Welke is de reactie geweest van de eerste personen die de opstanding hebben ervaren ? De eerste christenen van Jeruzalem gingen op bedevaart naar een leeg graf dat ze als dat van de Heer beschouwden, en ze hebben de namen onthouden van de vrouwen die het lege graf hebben ontdekt. Voor deze vrouwen heeft de opstanding van Jezus gans hun leven veranderd. Ze moesten een radicale rechtsomkeer maken. Ze komen een geliefde vriend bewenen die wreed ter dood werd gebracht, maar de engel zegt haar : “Snel, gaat zijn discipelen zeggen : “Hij is verrezen” (Mt 28,7). De engel drong er bij de vrouwen aan om snel te handelen : en zie, ze lopen, “vol vreugde” (v.8).

Ze lopen en ze zijn vol vreugde zoals de magiërs die de ster terugvinden (Mt 2,10), of zoals wie die de schat ontdekt (Mt 13,44). En ze lopen : ze staan te popelen om de vreugde die haar vervult mee te delen. De opstanding van Jezus is de zekerheid van de overwinning op de dood, de verzekering van haar eigen opstanding. Ze lopen, ze kunnen niet wachten om haar vreugde uit te dragen. Dat we bij onze dood niet in het niets zullen vallen, is een goed nieuws dat we niet voor ons kunnen houden : we moeten het kwijt overal rondom ons !

Maar let op, neem een stap terug. Het lege graf is geen “bewijs” van de opstanding. Mattheüs wijst erop door te herinneren aan de kwaadaardige thesis dat het lijk gestolen zou geweest zijn (Mt 28,11-15). Laten we meteen een misverstand over de opstanding opruimen. Jezus’ verrijzenis betekent Gods overwinning op de krachten van de dood, en niet de reanimatie van een lichaam, zoals de reanimatie van Lazarus (Jo 11,43-44). De evangelist symboliseert deze beslissende overwinning over de dood, door de afdaling van de engel die de steen van het graf wegrolt, en hem immobiliseert door erop te gaan zitten (v.2) : de dood kan zijn prooien niet meer bewaren, hij is definitief overwonnen ! Maar dit symbool stelt niet de opstanding van Jezus voor, die een feit is dat ontsnapt aan alle waarneembare voorstelling.
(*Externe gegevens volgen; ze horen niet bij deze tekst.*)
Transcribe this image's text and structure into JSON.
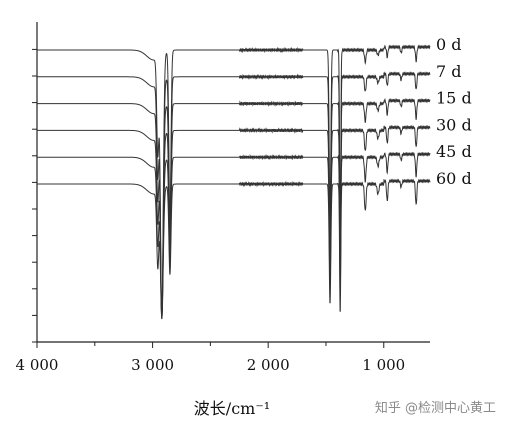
{
  "chart_data": {
    "type": "line",
    "xlabel": "波长/cm⁻¹",
    "xlim": [
      4000,
      600
    ],
    "x_reversed": true,
    "x_ticks": [
      4000,
      3000,
      2000,
      1000
    ],
    "x_tick_labels": [
      "4 000",
      "3 000",
      "2 000",
      "1 000"
    ],
    "y_ticks_shown": true,
    "y_tick_labels_shown": false,
    "grid": false,
    "line_color": "#333333",
    "series": [
      {
        "name": "0 d"
      },
      {
        "name": "7 d"
      },
      {
        "name": "15 d"
      },
      {
        "name": "30 d"
      },
      {
        "name": "45 d"
      },
      {
        "name": "60 d"
      }
    ],
    "absorption_bands_cm-1": [
      2955,
      2920,
      2850,
      1465,
      1377,
      1160,
      970,
      720
    ]
  },
  "watermark": "知乎 @检测中心黄工"
}
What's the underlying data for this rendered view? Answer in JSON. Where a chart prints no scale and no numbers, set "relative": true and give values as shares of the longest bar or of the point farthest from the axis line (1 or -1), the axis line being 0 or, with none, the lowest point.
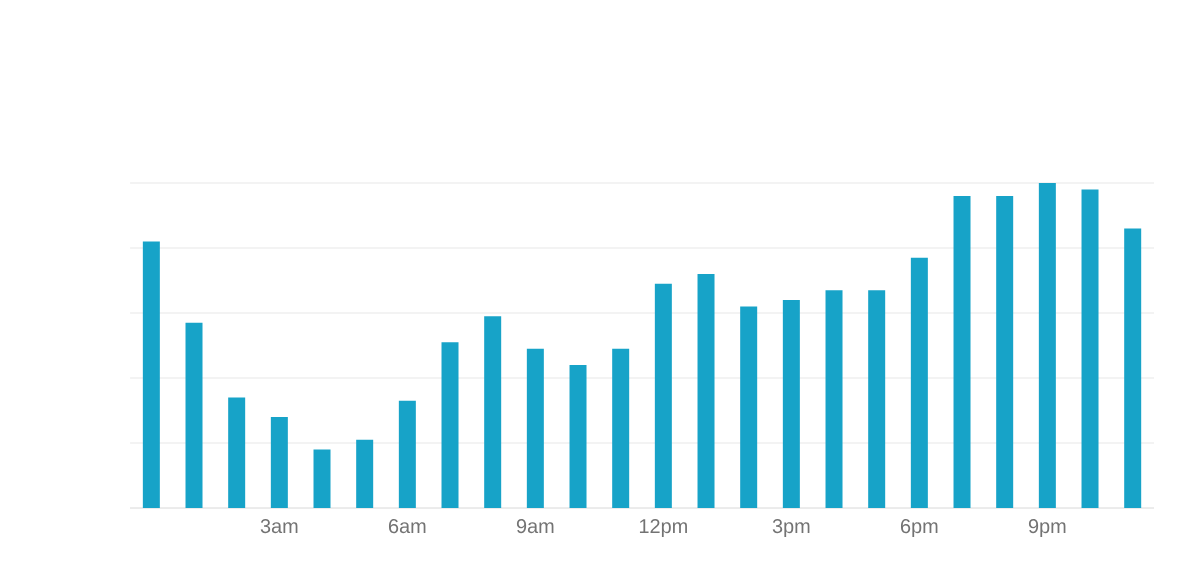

Aan de Korinthiërs die zich afvroegen wat de verrijzenis is, heeft Paulus het duidelijk uitgelegd. De opstanding is een transformatie. Bij zijn dood, gaat de mens over van zichtbare aardse wereld naar de onzichtbare wereld van God, “van psychisch wordt hij spiritueel” (1Kor 15,35-48).
Daarom zegt Johannes dat Jezus’ dood zijn verrijzenis is : geheven op het kruis is hij verheven ten hemel (Wanneer ik van de aarde verheven ben, zal ik allen tot mij trekken, 12,32).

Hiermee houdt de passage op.